Так, известен диагностикум псевдотуберкулезный эритроцитарный иммуноглобулиновый, основанный на использовании иммуноглобулинов класса G, выделенных из поликлональной псевдотуберкулезной агглютинирующей сыворотки. Диагностикум предназначен для выявления антигенов Y. pseudotuberculosis в сыворотке крови больных. Набор позволяет выявлять клетки Y. pseudotuberculosis в концентрации 800 тыс.м.к./мл, при этом, по данным авторов, отсутствуют перекрестные реакции с антигенами возбудителей дизентерии, сальмонелеза основных групп и кишечного иерсиниоза [Дулатова М.В., Антонов B.C., Головачева С.Н. и др. Опыт применения иммуноглобулинового эритроцитарного препарата для ранней лабораторной диагностики псевдотуберкулеза // Журн. микробиол. - 1992. - №4. - С. 55-57]. Диагностикум не проверялся на наличие перекрестных реакций с антигенами возбудителя чумы, наиболее близкородственного с псевдотуберкулезным микробом. Также при клинических испытаниях доля неспецифических реакций составила 15%. Данный диагностикум не проходил государственной сертификации.

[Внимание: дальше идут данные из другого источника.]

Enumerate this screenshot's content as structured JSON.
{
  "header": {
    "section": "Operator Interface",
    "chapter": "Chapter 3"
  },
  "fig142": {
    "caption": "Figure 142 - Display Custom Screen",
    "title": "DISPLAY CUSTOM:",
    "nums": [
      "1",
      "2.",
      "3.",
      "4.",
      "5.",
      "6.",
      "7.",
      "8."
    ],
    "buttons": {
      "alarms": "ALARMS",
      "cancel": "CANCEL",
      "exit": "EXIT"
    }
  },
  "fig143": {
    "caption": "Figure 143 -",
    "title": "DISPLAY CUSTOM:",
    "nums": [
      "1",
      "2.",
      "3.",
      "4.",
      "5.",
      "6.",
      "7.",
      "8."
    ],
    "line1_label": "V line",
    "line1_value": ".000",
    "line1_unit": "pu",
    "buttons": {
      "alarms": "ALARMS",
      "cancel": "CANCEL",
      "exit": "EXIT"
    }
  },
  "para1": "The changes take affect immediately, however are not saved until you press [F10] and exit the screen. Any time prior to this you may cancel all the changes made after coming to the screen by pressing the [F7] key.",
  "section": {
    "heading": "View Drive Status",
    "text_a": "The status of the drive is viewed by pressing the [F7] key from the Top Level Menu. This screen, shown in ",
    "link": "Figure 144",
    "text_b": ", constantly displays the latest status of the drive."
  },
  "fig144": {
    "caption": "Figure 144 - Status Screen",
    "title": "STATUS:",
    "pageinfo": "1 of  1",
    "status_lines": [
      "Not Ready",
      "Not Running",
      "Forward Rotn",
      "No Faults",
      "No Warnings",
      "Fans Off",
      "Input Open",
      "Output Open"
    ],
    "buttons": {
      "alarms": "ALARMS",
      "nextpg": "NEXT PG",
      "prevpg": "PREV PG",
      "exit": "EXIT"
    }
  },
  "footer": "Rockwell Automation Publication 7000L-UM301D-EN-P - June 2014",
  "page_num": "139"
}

Известен диагностикум латексный иммуноглобулиновый жидкий производства НИИ вакцин и сывороток, г. Санкт-Петербург [Шпилюк Г.Ф., Головешкина Т.Н., Володина И.Н. и др. Иммуноглобулиновые латексные препараты для экспресс-диагностики иерсиниозов // Журн. микробиол. - 1993. - №6. - С.92-93]. Этот набор является сертифицированным и разрешенным к применению для выявления возбудителя псевдотуберкулеза. Диагностикум основан на применении иммуноглобулинов класса G из поликлональной агглютинирующей сыворотки, полученной к Y. pseudotuberculosis I серотипа. Препарат позволяет выявлять псевдотуберкулезный микроб в копрофильтратах путем реакции агглютинации латекса (РАЛ) на стекле. При этом диагностикуму присущи такие недостатки как невысокая чувствительность и относительно невысокая специфичность, что связано с использованием поливалентной сыворотки, а также высокая стоимость.

Известен также способ идентификации Y. pseudotuberculosis - диагностикум псевдотуберкулезный эритроцитарный моноклональный [патент на изобретение RU 2377308. Диагностикум псевдотуберкулезный эритроцитарный моноклониальный // Бывалов А.А., Елагин Г.Д., Печенкин Д.В. МПК С12Р 21/08, G01N 33/554. Заявка №2008120443/13, 22.05.2008. Опубл. 27.12.2009 в бюл. №36]. Данный диагностикум основан на использовании формалинизированных эритроцитов барана, сенсибилизированных моноклональными антителами (МКАт). МКАт, использованные в этом диагностикуме являются специфичными в отношении липополисахарида, выделенного из клеток Y. pseudotuberculosis серотипа I. Набор предназначен для проведения реакции непрямой гемагглютинации (РНГА) и позволяет выявлять клетки псевдотуберкулезного микроба в концентрации 500 тыс.м.к./мл. При этом отсутствуют перекрестные реакции с клетками Yersinia pestis, Yersinia enterocolitica, Escherichia coli в концентрации 100 млн м.к./мл. Большая специфичность анализа достигается за счет применения моноклональных антител. Недостатком диагностикума является относительно невысокая воспроизводимость анализа, определяемая нестандартностью отдельных серий носителя антител - эритроцитов барана.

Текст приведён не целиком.